When we use the term media spectacle it is usually referring to the multiple technological platforms creating a constructed media production that will be shown through the so-called mass media; radio, television, social media and more! (Kellner 2003). Technologies are now embedded in society and integrated into consumer’s everyday lives, this has now become the reality, for many a ‘mediated cultural co-created convergence’ (Frew 2013 p.102). Co-created convergence sees the different aspects of life such as personal journeys, relationships and experiences being constantly captured and placed in to a continuous cycle of technological groups including Facebook or Twitter (Frew 2013), but what is the effect of this on an event such as the London Marathon? The whole London Marathon experience (or journey) is now lived through various social media including build up, on the day and post event, Debord (1967) felt as though this was just perceiving people and allowing them to live this experience through something that wasn’t real and therefore wasn’t accurate. I disagree with this (quite a bit) in terms of London Marathon, this event is not just about those running it, the impacts of this event are on millions of people all around the world and the fact they can live this experience through technological groups is fantastic.

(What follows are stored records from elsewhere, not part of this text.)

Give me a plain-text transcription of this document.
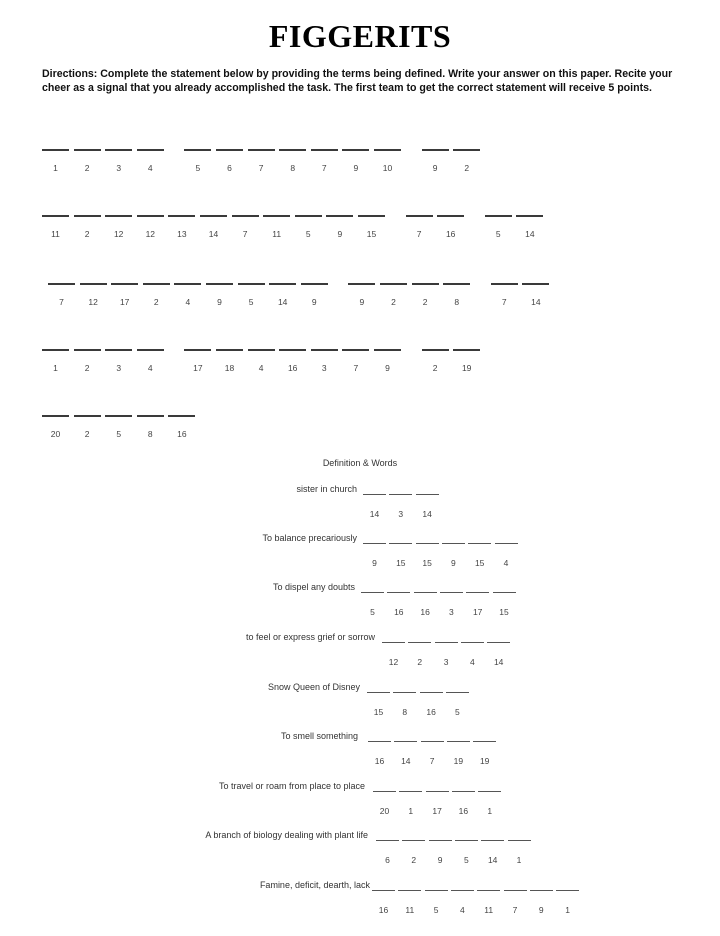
FIGGERITS
Directions: Complete the statement below by providing the terms being defined. Write your answer on this paper. Recite your cheer as a signal that you already accomplished the task. The first team to get the correct statement will receive 5 points.
1	2	3	4	5	6	7	8	7	9	10	9	2
11	2	12	12	13	14	7	11	5	9	15	7	16	5	14
7	12	17	2	4	9	5	14	9	9	2	2	8	7	14
1	2	3	4	17	18	4	16	3	7	9	2	19
20	2	5	8	16
Definition & Words
sister in church
14	3	14
To balance precariously
9	15	15	9	15	4
To dispel any doubts
5	16	16	3	17	15
to feel or express grief or sorrow
12	2	3	4	14
Snow Queen of Disney
15	8	16	5
To smell something
16	14	7	19	19
To travel or roam from place to place
20	1	17	16	1
A branch of biology dealing with plant life
6	2	9	5	14	1
Famine, deficit, dearth, lack
16	11	5	4	11	7	9	1
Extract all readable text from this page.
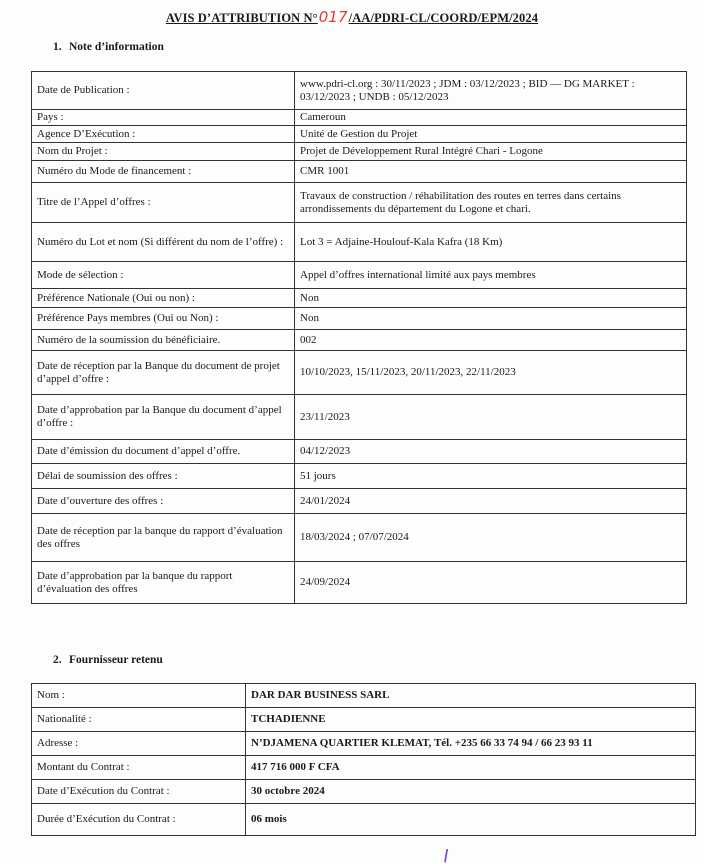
AVIS D’ATTRIBUTION N°017/AA/PDRI-CL/COORD/EPM/2024
1. Note d’information
Date de Publication :	www.pdri-cl.org : 30/11/2023 ; JDM : 03/12/2023 ; BID — DG MARKET : 03/12/2023 ; UNDB : 05/12/2023
Pays :	Cameroun
Agence D’Exécution :	Unité de Gestion du Projet
Nom du Projet :	Projet de Développement Rural Intégré Chari - Logone
Numéro du Mode de financement :	CMR 1001
Titre de l’Appel d’offres :	Travaux de construction / réhabilitation des routes en terres dans certains arrondissements du département du Logone et chari.
Numéro du Lot et nom (Si différent du nom de l’offre) :	Lot 3 = Adjaine-Houlouf-Kala Kafra (18 Km)
Mode de sélection :	Appel d’offres international limité aux pays membres
Préférence Nationale (Oui ou non) :	Non
Préférence Pays membres (Oui ou Non) :	Non
Numéro de la soumission du bénéficiaire.	002
Date de réception par la Banque du document de projet d’appel d’offre :	10/10/2023, 15/11/2023, 20/11/2023, 22/11/2023
Date d’approbation par la Banque du document d’appel d’offre :	23/11/2023
Date d’émission du document d’appel d’offre.	04/12/2023
Délai de soumission des offres :	51 jours
Date d’ouverture des offres :	24/01/2024
Date de réception par la banque du rapport d’évaluation des offres	18/03/2024 ; 07/07/2024
Date d’approbation par la banque du rapport d’évaluation des offres	24/09/2024
2. Fournisseur retenu
Nom :	DAR DAR BUSINESS SARL
Nationalité :	TCHADIENNE
Adresse :	N’DJAMENA QUARTIER KLEMAT, Tél. +235 66 33 74 94 / 66 23 93 11
Montant du Contrat :	417 716 000 F CFA
Date d’Exécution du Contrat :	30 octobre 2024
Durée d’Exécution du Contrat :	06 mois
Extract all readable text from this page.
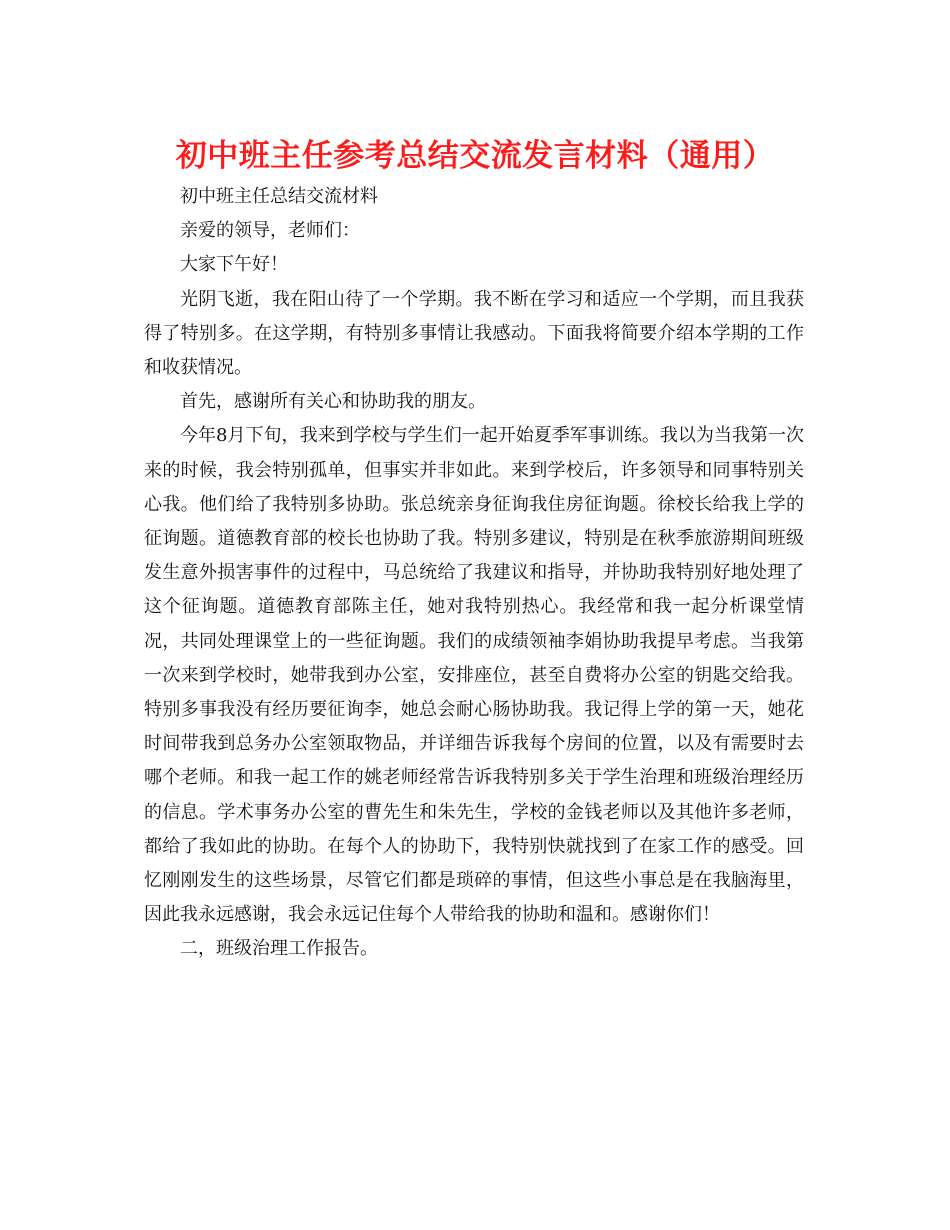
初中班主任参考总结交流发言材料（通用）

初中班主任总结交流材料

亲爱的领导，老师们：

大家下午好！

光阴飞逝，我在阳山待了一个学期。我不断在学习和适应一个学期，而且我获得了特别多。在这学期，有特别多事情让我感动。下面我将简要介绍本学期的工作和收获情况。

首先，感谢所有关心和协助我的朋友。

今年8月下旬，我来到学校与学生们一起开始夏季军事训练。我以为当我第一次来的时候，我会特别孤单，但事实并非如此。来到学校后，许多领导和同事特别关心我。他们给了我特别多协助。张总统亲身征询我住房征询题。徐校长给我上学的征询题。道德教育部的校长也协助了我。特别多建议，特别是在秋季旅游期间班级发生意外损害事件的过程中，马总统给了我建议和指导，并协助我特别好地处理了这个征询题。道德教育部陈主任，她对我特别热心。我经常和我一起分析课堂情况，共同处理课堂上的一些征询题。我们的成绩领袖李娟协助我提早考虑。当我第一次来到学校时，她带我到办公室，安排座位，甚至自费将办公室的钥匙交给我。特别多事我没有经历要征询李，她总会耐心肠协助我。我记得上学的第一天，她花时间带我到总务办公室领取物品，并详细告诉我每个房间的位置，以及有需要时去哪个老师。和我一起工作的姚老师经常告诉我特别多关于学生治理和班级治理经历的信息。学术事务办公室的曹先生和朱先生，学校的金钱老师以及其他许多老师，都给了我如此的协助。在每个人的协助下，我特别快就找到了在家工作的感受。回忆刚刚发生的这些场景，尽管它们都是琐碎的事情，但这些小事总是在我脑海里，因此我永远感谢，我会永远记住每个人带给我的协助和温和。感谢你们！

二，班级治理工作报告。
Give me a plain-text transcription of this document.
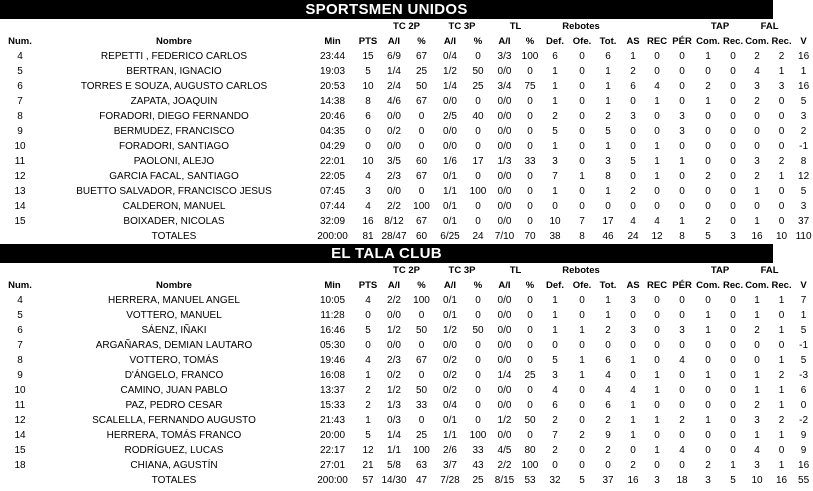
SPORTSMEN UNIDOS
				TC 2P		TC 3P		TL		Rebotes						TAP		FAL		
Num.	Nombre	Min	PTS	A/I	%	A/I	%	A/I	%	Def.	Ofe.	Tot.	AS	REC	PÉR	Com.	Rec.	Com.	Rec.	V
4	REPETTI , FEDERICO CARLOS	23:44	15	6/9	67	0/4	0	3/3	100	6	0	6	1	0	0	1	0	2	2	16
5	BERTRAN, IGNACIO	19:03	5	1/4	25	1/2	50	0/0	0	1	0	1	2	0	0	0	0	4	1	1
6	TORRES E SOUZA, AUGUSTO CARLOS	20:53	10	2/4	50	1/4	25	3/4	75	1	0	1	6	4	0	2	0	3	3	16
7	ZAPATA, JOAQUIN	14:38	8	4/6	67	0/0	0	0/0	0	1	0	1	0	1	0	1	0	2	0	5
8	FORADORI, DIEGO FERNANDO	20:46	6	0/0	0	2/5	40	0/0	0	2	0	2	3	0	3	0	0	0	0	3
9	BERMUDEZ, FRANCISCO	04:35	0	0/2	0	0/0	0	0/0	0	5	0	5	0	0	3	0	0	0	0	2
10	FORADORI, SANTIAGO	04:29	0	0/0	0	0/0	0	0/0	0	1	0	1	0	1	0	0	0	0	0	-1
11	PAOLONI, ALEJO	22:01	10	3/5	60	1/6	17	1/3	33	3	0	3	5	1	1	0	0	3	2	8
12	GARCIA FACAL, SANTIAGO	22:05	4	2/3	67	0/1	0	0/0	0	7	1	8	0	1	0	2	0	2	1	12
13	BUETTO SALVADOR, FRANCISCO JESUS	07:45	3	0/0	0	1/1	100	0/0	0	1	0	1	2	0	0	0	0	1	0	5
14	CALDERON, MANUEL	07:44	4	2/2	100	0/1	0	0/0	0	0	0	0	0	0	0	0	0	0	0	3
15	BOIXADER, NICOLAS	32:09	16	8/12	67	0/1	0	0/0	0	10	7	17	4	4	1	2	0	1	0	37
	TOTALES	200:00	81	28/47	60	6/25	24	7/10	70	38	8	46	24	12	8	5	3	16	10	110
EL TALA CLUB
				TC 2P		TC 3P		TL		Rebotes						TAP		FAL		
Num.	Nombre	Min	PTS	A/I	%	A/I	%	A/I	%	Def.	Ofe.	Tot.	AS	REC	PÉR	Com.	Rec.	Com.	Rec.	V
4	HERRERA, MANUEL ANGEL	10:05	4	2/2	100	0/1	0	0/0	0	1	0	1	3	0	0	0	0	1	1	7
5	VOTTERO, MANUEL	11:28	0	0/0	0	0/1	0	0/0	0	1	0	1	0	0	0	1	0	1	0	1
6	SÁENZ, IÑAKI	16:46	5	1/2	50	1/2	50	0/0	0	1	1	2	3	0	3	1	0	2	1	5
7	ARGAÑARAS, DEMIAN LAUTARO	05:30	0	0/0	0	0/0	0	0/0	0	0	0	0	0	0	0	0	0	0	0	-1
8	VOTTERO, TOMÁS	19:46	4	2/3	67	0/2	0	0/0	0	5	1	6	1	0	4	0	0	0	1	5
9	D'ÁNGELO, FRANCO	16:08	1	0/2	0	0/2	0	1/4	25	3	1	4	0	1	0	1	0	1	2	-3
10	CAMINO, JUAN PABLO	13:37	2	1/2	50	0/2	0	0/0	0	4	0	4	4	1	0	0	0	1	1	6
11	PAZ, PEDRO CESAR	15:33	2	1/3	33	0/4	0	0/0	0	6	0	6	1	0	0	0	0	2	1	0
12	SCALELLA, FERNANDO AUGUSTO	21:43	1	0/3	0	0/1	0	1/2	50	2	0	2	1	1	2	1	0	3	2	-2
14	HERRERA, TOMÁS FRANCO	20:00	5	1/4	25	1/1	100	0/0	0	7	2	9	1	0	0	0	0	1	1	9
15	RODRÍGUEZ, LUCAS	22:17	12	1/1	100	2/6	33	4/5	80	2	0	2	0	1	4	0	0	4	0	9
18	CHIANA, AGUSTÍN	27:01	21	5/8	63	3/7	43	2/2	100	0	0	0	2	0	0	2	1	3	1	16
	TOTALES	200:00	57	14/30	47	7/28	25	8/15	53	32	5	37	16	3	18	3	5	10	16	55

The sheer volume of interest in this (amazing!) event creates the vibe it is going to be something spectacular. However, what is it that makes this event a spectacle and why is it so important? Technically it could be several things; Volume of participants? The celebrity involvement? Difficulty of the race? No. I think the extent of which the event has made a difference in terms of medical science, care of sick children or elderly, developing hospitals and hospices (do I need to go on?!) and many more, is the real reason behind the spectacle that is London Marathon.